La nueva Siria
Texto: Agus Morales
Tiempo nuevo en el noreste de Siria
La frágil posguerra en el territorio aún controlado por milicias kurdo-sirias
Campos de personas desplazadas como palimpsestos, como pergaminos de tierra donde leer una guerra que dicen que ya se ha acabado, como heridas que el tiempo nuevo debe curar.
En las afueras de Raqqa, ciudad siria que durante la guerra llegó a ser la capital de facto de Estado Islámico, esos campos acogen, todavía hoy, a gente que ha huido de diferentes partes del país. En cada sector las comunidades vienen de un lugar diferente: Deir ez Zor, también conquistado en su momento por Estado Islámico; la más lejana Alepo, uno de los símbolos de la guerra y del enfrentamiento atroz entre el régimen de Bashar al Asad y los grupos opositores armados; Hama y Homs, lugares donde el levantamiento contra la dictadura se vivió al principio con ilusión y luego fueron arrasados por el régimen.
En este campamento cercano a Raqqa, que acoge a unas mil familias, viven Faraj al Abdulá, de 61 años, y su hijo Talal, de 37. Como casi todo el mundo aquí, son de la provincia de Alepo. Los niños corretean alrededor mientras ellos hablan sobre el pasado y el futuro. A sus espaldas, las tiendas de campaña contienen la ironía de tantas otras en el mundo: por definición, están pensadas para acoger a alguien de forma momentánea, pero con el tiempo se van llenando de señales de residencia a largo plazo.
—Pensamos que este era un sitio seguro. Vinimos a una zona segura —dice Faraj mientras se enciende un cigarrillo—. No nos han dado otra solución que no sea este campo. No pensamos volver, porque no tenemos ni casa en Alepo.
—Además, ahora somos muchos más —dice Talal, su hijo—. Antes éramos 11 y ahora somos más de 50.
Llegaron en agosto de 2017 después de que Estado Islámico los expulsara de Safira, una ciudad de la provincia de Alepo cercana a la capital. En ocho años no han parado de nacer hijos, hijas, nietos y nietas que se han ido instalando en nuevas tiendas.
—Estas dos tiendas son de mis hijos. Una de ellas es de Talal —dice Faraj mirando a su hijo, que confirma la información con un gesto.
Ninguna necesidad parece acuciante en el campo, porque la mayoría se han cronificado y la gente se ha acostumbrado. Entre las tiendas blancas y azules se esconden algunas motocicletas. Una letrina cubierta por una tela delgada. Placas solares. Ropa tendida que da algo de vida a la llanura. Neumáticos. Un andador de bebé destrozado. Basura. Fogatas. Un tractor en medio del campo.

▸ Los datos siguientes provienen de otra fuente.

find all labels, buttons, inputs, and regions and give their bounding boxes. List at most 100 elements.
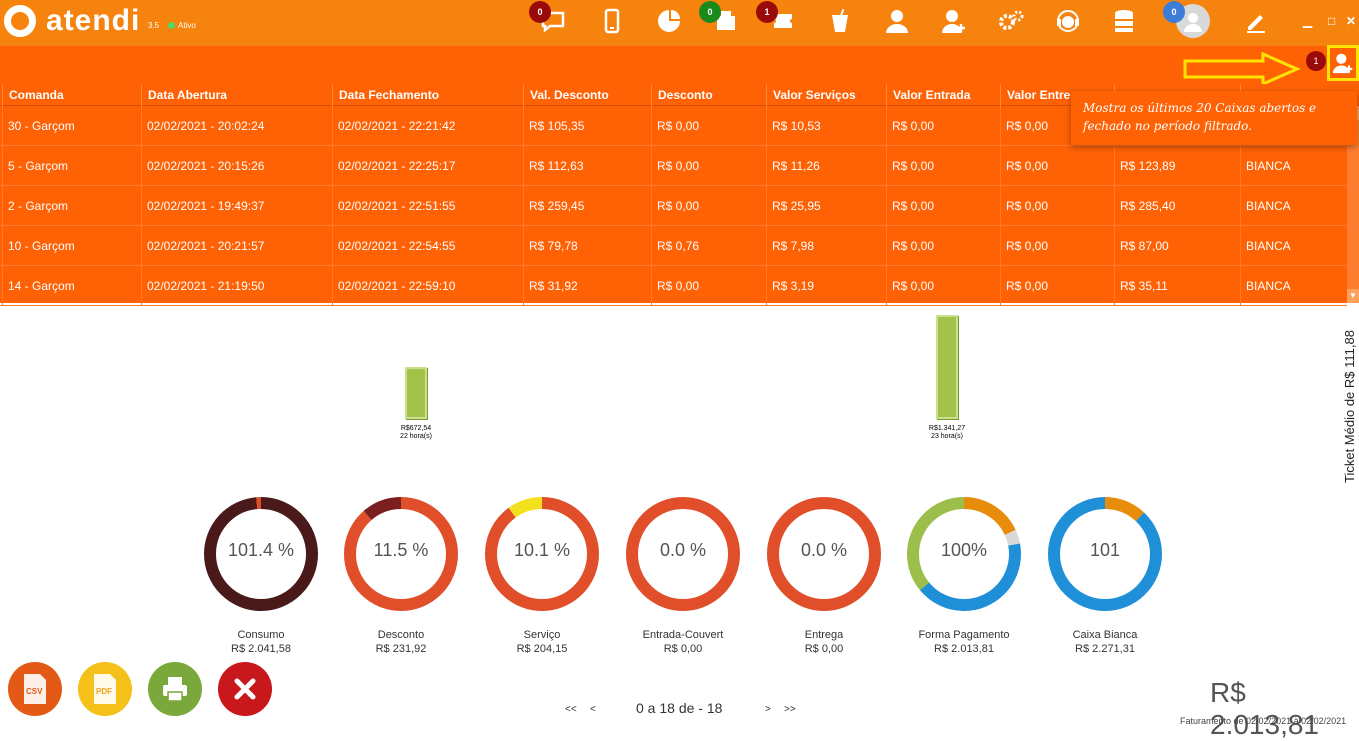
ticket-icon [774,14,792,28]
tickets-button[interactable] [767,5,799,37]
app-version: 3.5 [148,21,160,30]
table-cell: 10 - Garçom [2,226,142,266]
pager-next[interactable]: > [765,704,771,715]
donut-ring [626,497,740,611]
col-data-abertura[interactable]: Data Abertura [141,84,332,106]
table-row[interactable]: 30 - Garçom 02/02/2021 - 20:02:24 02/02/20… [0,106,1347,146]
maximize-icon[interactable]: □ [1328,14,1336,28]
donut-segment [626,497,740,611]
table-cell: BIANCA [1240,226,1347,266]
user-badge: 0 [1163,1,1185,23]
table-cell: BIANCA [1240,146,1347,186]
settings-button[interactable] [995,5,1027,37]
donut-segment [907,497,1021,611]
table-cell: R$ 0,00 [1000,186,1114,226]
add-cashier-button[interactable] [1327,45,1359,81]
table-row[interactable]: 10 - Garçom 02/02/2021 - 20:21:57 02/02/20… [0,226,1347,266]
donut-chart[interactable]: 101 Caixa Bianca R$ 2.271,31 [1047,496,1163,655]
table-row[interactable]: 14 - Garçom 02/02/2021 - 21:19:50 02/02/20… [0,266,1347,306]
faturamento-period: Faturamento de 02/02/2021 à 02/02/2021 [1180,716,1347,726]
printer-icon [163,677,187,702]
close-window-icon[interactable]: ✕ [1346,14,1357,28]
table-cell: R$ 11,26 [766,146,886,186]
chart-value-label: R$672,54 [400,425,432,432]
pager-first[interactable]: << [565,704,577,715]
chart-bar[interactable] [405,367,427,419]
reports-button[interactable] [653,5,685,37]
export-csv-button[interactable]: CSV [8,662,62,716]
mobile-button[interactable] [596,5,628,37]
donut-amount: R$ 2.041,58 [231,643,291,655]
pie-chart-icon [658,10,680,32]
donut-label: Entrada-Couvert [642,629,724,641]
table-cell: R$ 0,00 [1000,266,1114,306]
col-comanda[interactable]: Comanda [2,84,142,106]
export-pdf-button[interactable]: PDF [78,662,132,716]
add-user-icon [1332,53,1353,74]
table-header: Comanda Data Abertura Data Fechamento Va… [0,84,1359,106]
pdf-file-icon: PDF [94,674,116,704]
minimize-icon[interactable]: ▁ [1303,14,1313,28]
donut-label: Entrega [804,629,844,641]
table-row[interactable]: 5 - Garçom 02/02/2021 - 20:15:26 02/02/202… [0,146,1347,186]
donut-chart[interactable]: 0.0 % Entrada-Couvert R$ 0,00 [625,496,741,655]
table-cell: R$ 285,40 [1114,186,1240,226]
orders-button[interactable] [710,5,742,37]
pager-prev[interactable]: < [590,704,596,715]
table-cell: 02/02/2021 - 20:02:24 [141,106,332,146]
add-customer-button[interactable] [938,5,970,37]
donut-amount: R$ 2.013,81 [934,643,994,655]
status-dot-icon [168,22,175,29]
table-cell: 02/02/2021 - 22:54:55 [332,226,523,266]
table-cell: 14 - Garçom [2,266,142,306]
donut-chart[interactable]: 11.5 % Desconto R$ 231,92 [343,496,459,655]
chat-badge: 0 [529,1,551,23]
donut-chart[interactable]: 101.4 % Consumo R$ 2.041,58 [203,496,319,655]
add-person-icon [942,10,965,33]
table-cell: R$ 0,00 [1000,226,1114,266]
donut-ring [1048,497,1162,611]
scroll-down-icon[interactable]: ▼ [1347,289,1359,303]
customer-button[interactable] [881,5,913,37]
chart-bar-label: R$1.341,27 23 hora(s) [917,425,977,441]
table-cell: 02/02/2021 - 20:15:26 [141,146,332,186]
col-data-fechamento[interactable]: Data Fechamento [332,84,523,106]
support-button[interactable] [1052,5,1084,37]
table-row[interactable]: 2 - Garçom 02/02/2021 - 19:49:37 02/02/202… [0,186,1347,226]
table-cell: R$ 87,00 [1114,226,1240,266]
chart-value-label: R$1.341,27 [928,425,966,432]
pager-last[interactable]: >> [784,704,796,715]
col-valor-servicos[interactable]: Valor Serviços [766,84,886,106]
table-cell: 30 - Garçom [2,106,142,146]
table-cell: R$ 0,00 [1000,106,1114,146]
database-button[interactable] [1109,5,1141,37]
col-valor-entrada[interactable]: Valor Entrada [886,84,1000,106]
donut-chart[interactable]: 10.1 % Serviço R$ 204,15 [484,496,600,655]
total-value: R$ 2.013,81 [1210,677,1319,740]
table-cell: R$ 0,00 [886,266,1000,306]
col-val-desconto[interactable]: Val. Desconto [523,84,651,106]
donut-center-value: 11.5 % [373,540,429,560]
chart-category-label: 22 hora(s) [400,433,432,440]
donut-label: Caixa Bianca [1072,629,1138,641]
cancel-button[interactable] [218,662,272,716]
col-desconto[interactable]: Desconto [651,84,766,106]
table-cell: BIANCA [1240,186,1347,226]
chat-button[interactable] [537,5,569,37]
donut-chart[interactable]: 0.0 % Entrega R$ 0,00 [766,496,882,655]
chart-bar[interactable] [936,315,958,419]
table-cell: R$ 0,00 [1000,146,1114,186]
drinks-button[interactable] [824,5,856,37]
cashier-table: Comanda Data Abertura Data Fechamento Va… [0,84,1359,306]
table-cell: 5 - Garçom [2,146,142,186]
table-cell: R$ 25,95 [766,186,886,226]
col-valor-entrega[interactable]: Valor Entrega [1000,84,1114,106]
edit-button[interactable] [1240,5,1272,37]
table-cell: R$ 35,11 [1114,266,1240,306]
csv-file-icon: CSV [24,674,46,704]
donut-chart[interactable]: 100% Forma Pagamento R$ 2.013,81 [906,496,1022,655]
print-button[interactable] [148,662,202,716]
table-cell: BIANCA [1240,266,1347,306]
donut-segment [767,497,881,611]
donut-label: Desconto [377,629,425,641]
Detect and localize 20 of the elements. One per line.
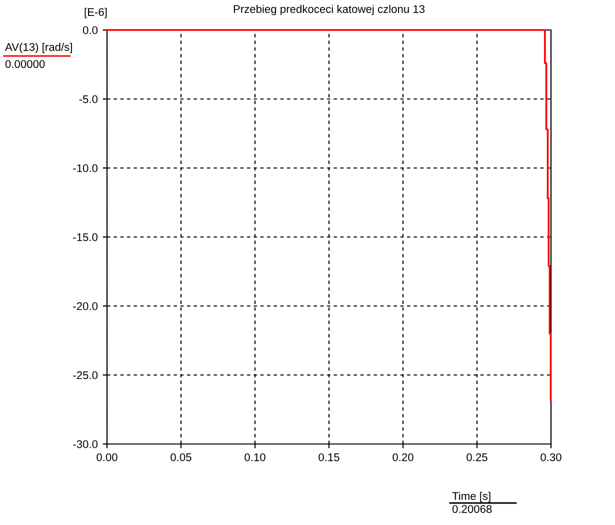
y-tick-label: -25.0 [73, 371, 98, 380]
x-tick-label: 0.05 [170, 453, 192, 462]
x-tick-label: 0.00 [96, 453, 118, 462]
text: [E-6] [84, 8, 107, 18]
y-tick-label: 0.0 [82, 26, 98, 34]
y-tick-label: -5.0 [79, 95, 98, 104]
text: 0.00000 [5, 60, 45, 68]
x-tick-label: 0.25 [466, 453, 488, 462]
y-tick-label: -10.0 [73, 164, 98, 172]
text: AV(13) [rad/s] [5, 42, 72, 54]
chart-title: Przebieg predkoceci katowej czlonu 13 [234, 4, 425, 16]
x-tick-label: 0.15 [318, 453, 340, 462]
x-tick-label: 0.20 [392, 453, 414, 462]
x-tick-label: 0.10 [244, 453, 266, 462]
y-tick-label: -30.0 [73, 440, 98, 448]
text: 0.20068 [452, 505, 492, 513]
y-tick-label: -20.0 [73, 302, 98, 310]
y-tick-label: -15.0 [73, 233, 98, 242]
x-tick-label: 0.30 [540, 453, 562, 462]
x-axis-title: Time [s] [452, 492, 490, 502]
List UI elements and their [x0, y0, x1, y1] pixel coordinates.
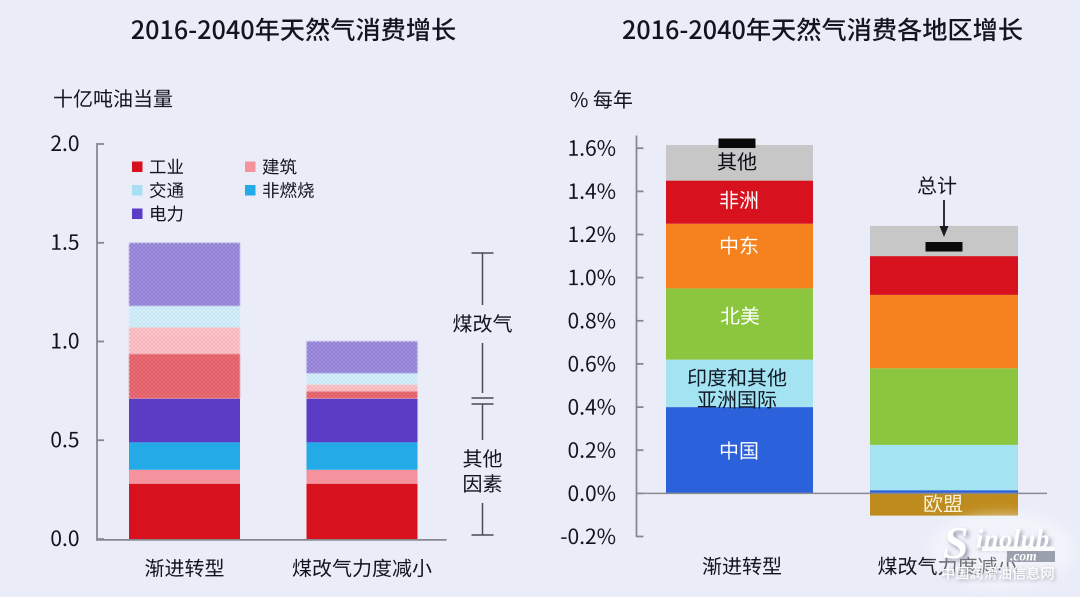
svg-text:.com: .com — [1010, 549, 1037, 564]
svg-text:S: S — [943, 517, 969, 568]
svg-text:S: S — [945, 519, 971, 570]
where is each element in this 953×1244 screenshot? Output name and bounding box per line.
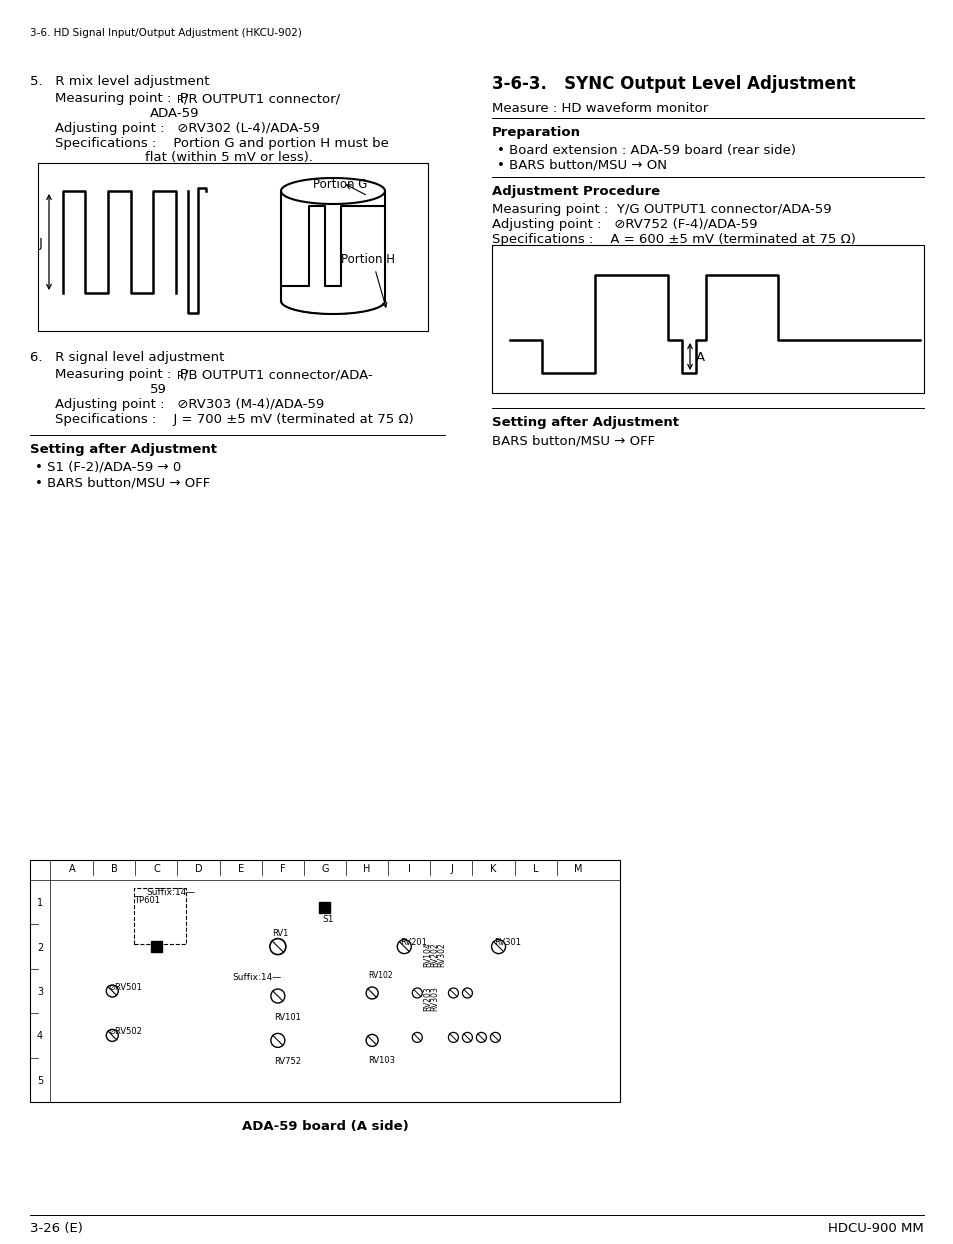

—¿Os ha llegado ayuda humanitaria desde que cayó el régimen de Asad? —les pregunto.
—La, la, la, la, la.
No, no, no, no, no. Repiten ambos en árabe.
—Nada, que va. Ya no hay ayuda de Estados Unidos —completa el hijo.
—Desde que llegó Trump ya no hay ayuda —dice el padre desganado, y se enciende otro cigarrillo—. Queremos que el mundo nos ayude. No solo a este campo. A todo el país. Al pueblo sirio. Hay mucha pobreza. Queremos una solución. Queremos construir nuestra propia casa.
La guerra duele tanto que, cuando se acaba, quienes la han sufrido solo se atreven a quejarse con la boca pequeña. Parece que tengan miedo a que se rompa la paz si piden algo de ayuda. Se aferran a lo más urgente: que no caigan más bombas. Gobiernos y grupos armados de todo el mundo lo saben, y usan la seguridad para mantenerse en el poder, como pasó con la vuelta de los talibanes en Afganistán: el deseo de que la violencia se acabe es tan grande que otras cosas se obvian. Lo mismo pasa aquí.
—Mira los pies de los niños —dice el hijo, Talal; la mayoría están descalzos, los pocos con zapatos los tienen destrozados—. Yo tengo cinco hijas y dos hijos.
—Esperamos que la economía mejore ahora —dice su padre—. Y sobre todo que haya estabilidad en el país.
No quieren seguir aquí, pero la perspectiva de volver tampoco les apasiona. Porque temen ir a peor. Un hombre que se nos acerca da el contexto de por qué es así. Se llama Mohamed Tarif al Jassem y es el líder del campo. Con su turbante blanco de cuadros rojos, propio de los linajes de alto pedigrí, habla lento y derrocha ponderación.
—En estos campos hay problemas de nutrición. No hay servicios médicos, hay pocos depósitos de agua. Los niños no van a la escuela. Las organizaciones humanitarias no vienen mucho por aquí. La situación en Alepo aún es inestable. Las casas están destruidas. Aún hay miedo.